FILED
NOT FOR PUBLICATION FEB 06 2014
MOLLY C. DWYER, CLERK
UNITED STATES COURT OF APPEALS U.S. COURT OF APPEALS
FOR THE NINTH CIRCUIT
UNITED STATES OF AMERICA, No. 12-50186
Plaintiff - Appellee, D.C. No. 2:11-cr-00463-PSG-1
v.
MEMORANDUM*
ROBERT ALLEN KENT,
Defendant - Appellant.
Appeal from the United States District Court
for the Central District of California
Philip S. Gutierrez, District Judge, Presiding
Argued and Submitted January 8, 2014
Pasadena, California
Before: KOZINSKI, Chief Judge, REINHARDT and CLIFTON, Circuit
Judges.
1. When a district court rejects a defendant’s non-frivolous sentencing
argument, it must provide a reasoned explanation for its decision. See United
States v. Trujillo, 713 F.3d 1003, 1010–11 (9th Cir. 2013). The district court
abused its discretion by failing to do so in response to Kent’s assertion that the
*
This disposition is not appropriate for publication and is not precedent
except as provided by 9th Cir. R. 36-3.
page 2
distribution enhancement shouldn’t apply. See United States v. Kimbrew, 406
F.3d 1149, 1151 (9th Cir. 2005). Because we reverse for resentencing on this
ground, we need not address Kent’s claim that his sentence was substantively
unreasonable.
2. The district court didn’t abuse its discretion by requiring Kent to
participate in the Computer Monitoring Program as a condition of release. It’s
entirely appropriate to leave “the details of what [monitoring] technologies should
be used” to the Probation Office. United States v. Quinzon, 643 F.3d 1266, 1274
(9th Cir. 2011).

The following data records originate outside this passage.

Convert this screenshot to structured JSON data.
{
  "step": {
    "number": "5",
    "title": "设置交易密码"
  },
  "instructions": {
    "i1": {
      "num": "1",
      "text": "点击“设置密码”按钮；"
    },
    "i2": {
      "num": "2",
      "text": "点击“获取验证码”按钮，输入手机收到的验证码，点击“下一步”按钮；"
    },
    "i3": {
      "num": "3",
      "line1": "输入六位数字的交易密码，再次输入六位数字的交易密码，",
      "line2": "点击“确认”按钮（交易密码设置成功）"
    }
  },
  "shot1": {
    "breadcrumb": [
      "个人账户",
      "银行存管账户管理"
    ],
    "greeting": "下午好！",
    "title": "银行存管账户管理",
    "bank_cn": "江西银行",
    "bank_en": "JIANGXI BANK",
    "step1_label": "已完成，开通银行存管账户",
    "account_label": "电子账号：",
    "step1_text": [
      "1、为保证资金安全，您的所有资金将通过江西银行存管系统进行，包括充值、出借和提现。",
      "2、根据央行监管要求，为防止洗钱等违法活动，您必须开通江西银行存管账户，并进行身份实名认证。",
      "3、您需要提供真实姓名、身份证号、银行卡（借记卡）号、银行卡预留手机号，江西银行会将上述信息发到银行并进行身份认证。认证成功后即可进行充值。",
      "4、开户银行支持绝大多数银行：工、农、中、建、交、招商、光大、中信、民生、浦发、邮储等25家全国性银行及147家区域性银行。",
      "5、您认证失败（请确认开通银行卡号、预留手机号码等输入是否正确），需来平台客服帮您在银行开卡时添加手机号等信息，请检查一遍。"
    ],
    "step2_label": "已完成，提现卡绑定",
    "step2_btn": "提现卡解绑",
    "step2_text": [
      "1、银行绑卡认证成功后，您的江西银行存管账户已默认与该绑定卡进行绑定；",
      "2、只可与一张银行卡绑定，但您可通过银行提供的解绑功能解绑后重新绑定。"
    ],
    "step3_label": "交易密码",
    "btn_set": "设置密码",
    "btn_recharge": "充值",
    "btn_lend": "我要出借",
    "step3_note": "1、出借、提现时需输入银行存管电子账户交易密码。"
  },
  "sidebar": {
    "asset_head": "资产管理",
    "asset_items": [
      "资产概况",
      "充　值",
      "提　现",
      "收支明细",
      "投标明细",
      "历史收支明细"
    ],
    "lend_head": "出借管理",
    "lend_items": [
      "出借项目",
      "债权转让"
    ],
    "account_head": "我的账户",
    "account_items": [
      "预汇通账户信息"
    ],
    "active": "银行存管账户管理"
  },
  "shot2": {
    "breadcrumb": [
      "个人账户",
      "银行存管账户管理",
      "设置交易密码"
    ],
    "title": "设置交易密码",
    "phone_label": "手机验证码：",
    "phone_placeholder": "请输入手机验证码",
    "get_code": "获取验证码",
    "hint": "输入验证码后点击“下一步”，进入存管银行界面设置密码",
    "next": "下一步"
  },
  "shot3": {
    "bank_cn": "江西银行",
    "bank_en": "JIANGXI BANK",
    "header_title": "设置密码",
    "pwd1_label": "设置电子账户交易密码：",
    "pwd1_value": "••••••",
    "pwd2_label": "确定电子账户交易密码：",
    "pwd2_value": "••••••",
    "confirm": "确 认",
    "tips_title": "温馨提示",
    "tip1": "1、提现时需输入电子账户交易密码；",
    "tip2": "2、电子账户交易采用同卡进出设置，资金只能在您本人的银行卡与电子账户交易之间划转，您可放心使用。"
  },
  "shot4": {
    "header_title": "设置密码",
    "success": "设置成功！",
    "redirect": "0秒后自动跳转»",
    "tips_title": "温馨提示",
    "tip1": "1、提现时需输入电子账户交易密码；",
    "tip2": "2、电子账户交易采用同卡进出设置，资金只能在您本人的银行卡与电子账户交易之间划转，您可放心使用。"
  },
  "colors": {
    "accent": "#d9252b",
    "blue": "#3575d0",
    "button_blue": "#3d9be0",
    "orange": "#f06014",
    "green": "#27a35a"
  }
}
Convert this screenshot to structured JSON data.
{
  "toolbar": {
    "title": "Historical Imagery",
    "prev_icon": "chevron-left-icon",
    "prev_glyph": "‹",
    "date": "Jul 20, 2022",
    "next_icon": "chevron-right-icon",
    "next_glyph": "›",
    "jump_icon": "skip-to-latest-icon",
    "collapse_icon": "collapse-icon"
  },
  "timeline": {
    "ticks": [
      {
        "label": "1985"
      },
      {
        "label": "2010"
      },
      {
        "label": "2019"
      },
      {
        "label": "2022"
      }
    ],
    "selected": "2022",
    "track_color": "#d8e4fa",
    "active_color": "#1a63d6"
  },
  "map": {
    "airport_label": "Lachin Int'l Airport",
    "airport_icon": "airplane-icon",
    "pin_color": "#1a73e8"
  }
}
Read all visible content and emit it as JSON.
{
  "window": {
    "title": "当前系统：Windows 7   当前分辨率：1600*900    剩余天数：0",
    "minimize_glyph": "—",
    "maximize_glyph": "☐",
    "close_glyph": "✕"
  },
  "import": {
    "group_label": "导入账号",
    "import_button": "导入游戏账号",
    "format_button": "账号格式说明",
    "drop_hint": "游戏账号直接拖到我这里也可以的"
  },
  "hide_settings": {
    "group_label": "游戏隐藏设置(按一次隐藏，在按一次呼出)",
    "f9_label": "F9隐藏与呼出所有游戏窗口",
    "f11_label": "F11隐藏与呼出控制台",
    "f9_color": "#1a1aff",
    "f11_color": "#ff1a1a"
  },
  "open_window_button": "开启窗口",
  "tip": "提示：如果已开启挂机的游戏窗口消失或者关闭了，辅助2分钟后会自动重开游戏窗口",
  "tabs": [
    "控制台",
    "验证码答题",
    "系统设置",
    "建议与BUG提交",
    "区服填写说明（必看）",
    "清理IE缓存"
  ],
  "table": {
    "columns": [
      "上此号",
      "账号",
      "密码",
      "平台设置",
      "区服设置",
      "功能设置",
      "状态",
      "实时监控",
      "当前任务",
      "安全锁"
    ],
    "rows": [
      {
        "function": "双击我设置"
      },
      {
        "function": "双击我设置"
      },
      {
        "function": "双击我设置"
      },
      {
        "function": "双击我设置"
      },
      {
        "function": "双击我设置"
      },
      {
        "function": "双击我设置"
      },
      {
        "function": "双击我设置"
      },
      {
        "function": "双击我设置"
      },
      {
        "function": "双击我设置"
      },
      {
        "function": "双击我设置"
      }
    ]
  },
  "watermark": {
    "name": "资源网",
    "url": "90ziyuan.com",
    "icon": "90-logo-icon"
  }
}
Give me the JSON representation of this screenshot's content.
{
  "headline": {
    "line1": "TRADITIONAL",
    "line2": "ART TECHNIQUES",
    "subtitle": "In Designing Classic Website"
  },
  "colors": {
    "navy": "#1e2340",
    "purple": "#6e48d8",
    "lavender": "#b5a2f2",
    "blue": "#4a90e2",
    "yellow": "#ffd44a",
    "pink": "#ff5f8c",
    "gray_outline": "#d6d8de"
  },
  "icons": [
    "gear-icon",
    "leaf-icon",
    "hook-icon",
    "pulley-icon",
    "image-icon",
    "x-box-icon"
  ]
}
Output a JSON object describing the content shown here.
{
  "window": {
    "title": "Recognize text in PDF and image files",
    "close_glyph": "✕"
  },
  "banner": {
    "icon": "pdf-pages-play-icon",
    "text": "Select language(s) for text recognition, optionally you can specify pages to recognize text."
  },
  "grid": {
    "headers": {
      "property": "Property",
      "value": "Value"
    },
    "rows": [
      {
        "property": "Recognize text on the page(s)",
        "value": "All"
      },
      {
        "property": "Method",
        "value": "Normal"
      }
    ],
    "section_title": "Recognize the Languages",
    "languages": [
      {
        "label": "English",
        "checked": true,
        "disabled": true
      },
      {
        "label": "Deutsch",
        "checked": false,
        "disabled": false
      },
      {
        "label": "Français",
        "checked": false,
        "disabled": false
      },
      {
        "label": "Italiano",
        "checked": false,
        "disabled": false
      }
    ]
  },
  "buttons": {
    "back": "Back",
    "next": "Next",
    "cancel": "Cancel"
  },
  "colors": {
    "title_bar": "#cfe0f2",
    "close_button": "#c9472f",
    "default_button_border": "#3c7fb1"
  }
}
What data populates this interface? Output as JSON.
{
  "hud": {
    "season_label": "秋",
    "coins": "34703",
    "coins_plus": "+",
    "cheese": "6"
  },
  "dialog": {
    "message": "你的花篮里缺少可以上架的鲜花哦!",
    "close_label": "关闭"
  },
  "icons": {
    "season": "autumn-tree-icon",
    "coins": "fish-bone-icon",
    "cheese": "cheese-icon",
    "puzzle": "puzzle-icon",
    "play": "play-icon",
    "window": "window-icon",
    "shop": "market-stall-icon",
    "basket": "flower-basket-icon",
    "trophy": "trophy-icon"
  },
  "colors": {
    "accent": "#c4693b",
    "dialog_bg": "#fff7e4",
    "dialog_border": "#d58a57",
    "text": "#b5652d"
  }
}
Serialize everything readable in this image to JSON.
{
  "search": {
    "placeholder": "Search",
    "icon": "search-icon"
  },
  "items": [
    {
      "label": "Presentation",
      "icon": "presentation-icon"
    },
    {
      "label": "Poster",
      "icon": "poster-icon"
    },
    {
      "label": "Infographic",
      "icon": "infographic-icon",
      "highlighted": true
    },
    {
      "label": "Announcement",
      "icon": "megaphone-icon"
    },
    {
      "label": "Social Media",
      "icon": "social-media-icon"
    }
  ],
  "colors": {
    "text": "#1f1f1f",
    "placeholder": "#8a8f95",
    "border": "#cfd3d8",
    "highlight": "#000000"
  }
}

If technology has changed by the time Kent is released from
prison, and he believes that Probation has not met its “continuing obligation to
ensure not only the efficacy of the computer surveillance methods used, but also
that they remain reasonably tailored so as not to be unnecessarily intrusive,” id., he
may seek relief from the district court at that time.